Y s’passe pas un jour sans que nos amis politicards d’outre Versoix nous inventent quelque nouvelle faribole. C’est à croire que leur pinard du Lavaux recèle des vertus inconnues jusqu’ici. P’têtre bien que ce sont les nouvelles sulfates qui leur font perdre leur légendaire torpeur.

Tu vas voir ki vont remplacer leur fameuse devise : « Méfiance, méfiance… prudence, prudence ! » par « A fond les tracteurs ! » Tiens, l’aut’jour, j’ai vu Broulis, l’acropolien d’la Palud, nous vanter à la téloche, les millions de visiteurs ki vont s’précipiter au nouveau « Pôle muséal » d’la gare de Lôzane dès ki s’ra construit. Désormais y aura deux trucs à voir dans ce coin-là : le lard du Comptoir et l’art du Quai d’la gare.

C’matin c’est encore pire ! De bleu, de bleu… ! Reviens vite Brélaz, y savent plus c’ki font!

Or donc, c’matin, enfoui dans les coussins de mon thé-rhum préféré, et après avoir débarrassé mon canard du dimanche des vingt-sept kilos de pub encartée qui l’encombraient, j’me lance dans la lecture du dit canard, pleure un bon coup sur la défaite des p’tits gars de Mc Sornette en hockey, en rigole un autre sur la quieutée des p’tits gars de Malley et m’étouffe avec mon croissant en découvrant la super idée de la blonde Moret, conseillère nationale de son état second.
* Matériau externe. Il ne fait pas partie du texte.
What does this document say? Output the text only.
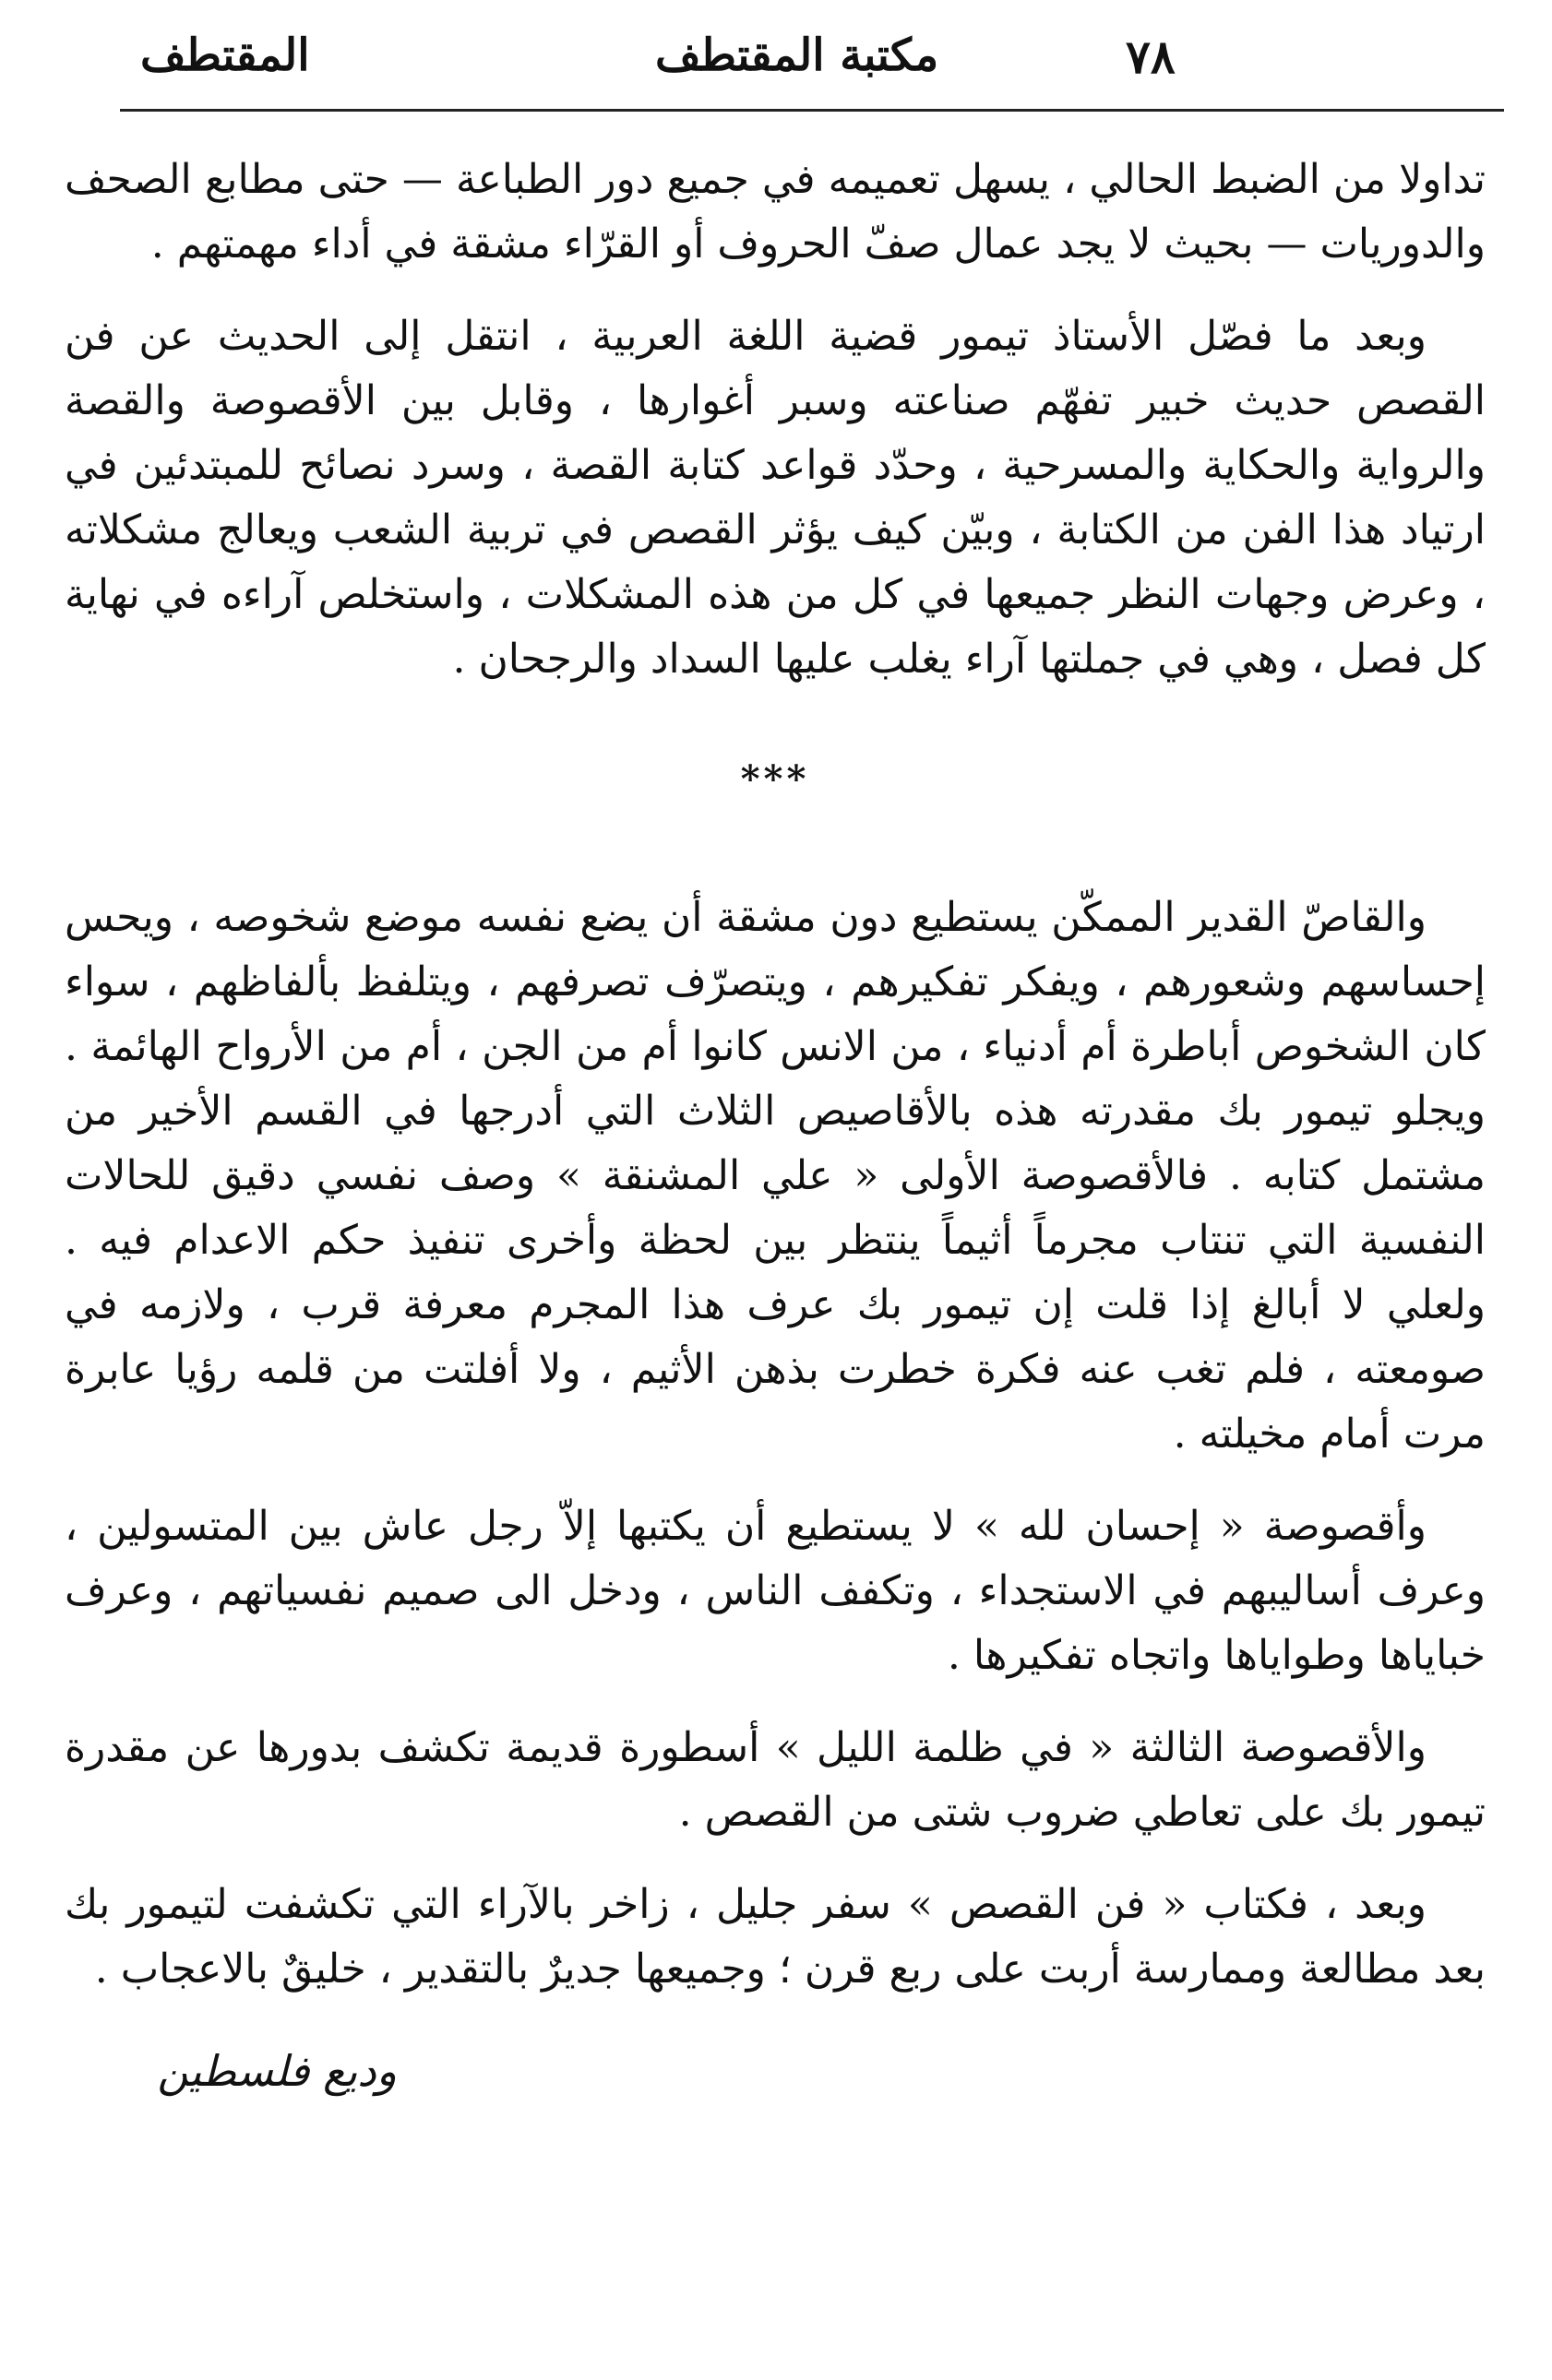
٧٨
مكتبة المقتطف
المقتطف

تداولا من الضبط الحالي ، يسهل تعميمه في جميع دور الطباعة — حتى مطابع الصحف والدوريات — بحيث لا يجد عمال صفّ الحروف أو القرّاء مشقة في أداء مهمتهم .

وبعد ما فصّل الأستاذ تيمور قضية اللغة العربية ، انتقل إلى الحديث عن فن القصص حديث خبير تفهّم صناعته وسبر أغوارها ، وقابل بين الأقصوصة والقصة والرواية والحكاية والمسرحية ، وحدّد قواعد كتابة القصة ، وسرد نصائح للمبتدئين في ارتياد هذا الفن من الكتابة ، وبيّن كيف يؤثر القصص في تربية الشعب ويعالج مشكلاته ، وعرض وجهات النظر جميعها في كل من هذه المشكلات ، واستخلص آراءه في نهاية كل فصل ، وهي في جملتها آراء يغلب عليها السداد والرجحان .

***

والقاصّ القدير الممكّن يستطيع دون مشقة أن يضع نفسه موضع شخوصه ، ويحس إحساسهم وشعورهم ، ويفكر تفكيرهم ، ويتصرّف تصرفهم ، ويتلفظ بألفاظهم ، سواء كان الشخوص أباطرة أم أدنياء ، من الانس كانوا أم من الجن ، أم من الأرواح الهائمة . ويجلو تيمور بك مقدرته هذه بالأقاصيص الثلاث التي أدرجها في القسم الأخير من مشتمل كتابه . فالأقصوصة الأولى « علي المشنقة » وصف نفسي دقيق للحالات النفسية التي تنتاب مجرماً أثيماً ينتظر بين لحظة وأخرى تنفيذ حكم الاعدام فيه . ولعلي لا أبالغ إذا قلت إن تيمور بك عرف هذا المجرم معرفة قرب ، ولازمه في صومعته ، فلم تغب عنه فكرة خطرت بذهن الأثيم ، ولا أفلتت من قلمه رؤيا عابرة مرت أمام مخيلته .

وأقصوصة « إحسان لله » لا يستطيع أن يكتبها إلاّ رجل عاش بين المتسولين ، وعرف أساليبهم في الاستجداء ، وتكفف الناس ، ودخل الى صميم نفسياتهم ، وعرف خباياها وطواياها واتجاه تفكيرها .

والأقصوصة الثالثة « في ظلمة الليل » أسطورة قديمة تكشف بدورها عن مقدرة تيمور بك على تعاطي ضروب شتى من القصص .

وبعد ، فكتاب « فن القصص » سفر جليل ، زاخر بالآراء التي تكشفت لتيمور بك بعد مطالعة وممارسة أربت على ربع قرن ؛ وجميعها جديرٌ بالتقدير ، خليقٌ بالاعجاب .

وديع فلسطين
J’vous résume : Avec le réchauffement climatique, la neige arrive plus tard aux Paccots, du coup faudrait voir à décaler les vacances scolaires et les allonger pour que les entrepreneurs de tire-fesses puissent gagner un peu plus de pognon.

C’est pas con, hein ? Dans l’temps y avait bien les vacances de patates pour que les mômes puissent donner un coup de main à la ferme.

Mécolle j’pense qu’en s’remuant encore plus ses neuronettes, la « guilluppe » Moret aurait pu proposer plus simple. Ya plus de neige en décembre ? Tu déplaces Noël et le Nouvel-An un mois plus tard. Y a plus d’neige en avril ? Tu déplaces Pâques en février et tu groupes les vacances des mioches. Même topo pour sauver les piscines publiques : y a du soleil en mai et en juin, tu mets à mi-temps la scolarité en supprimant définitivement les branches inutiles.

Dis donc Moret ! T’as pensé un  peu aux môme avant de penser aux subventionnés ?

C’est comme les sessions des chambres, faut être un peu conozots pour les placer en jours ouvrables hors été ; m’est avis qu’on pourrait les grouper en juillet et en août, ça renforcerait la fréquentation des troquets bernois et l’extrême imagination des édiles.

 

Le Groumeur genevois.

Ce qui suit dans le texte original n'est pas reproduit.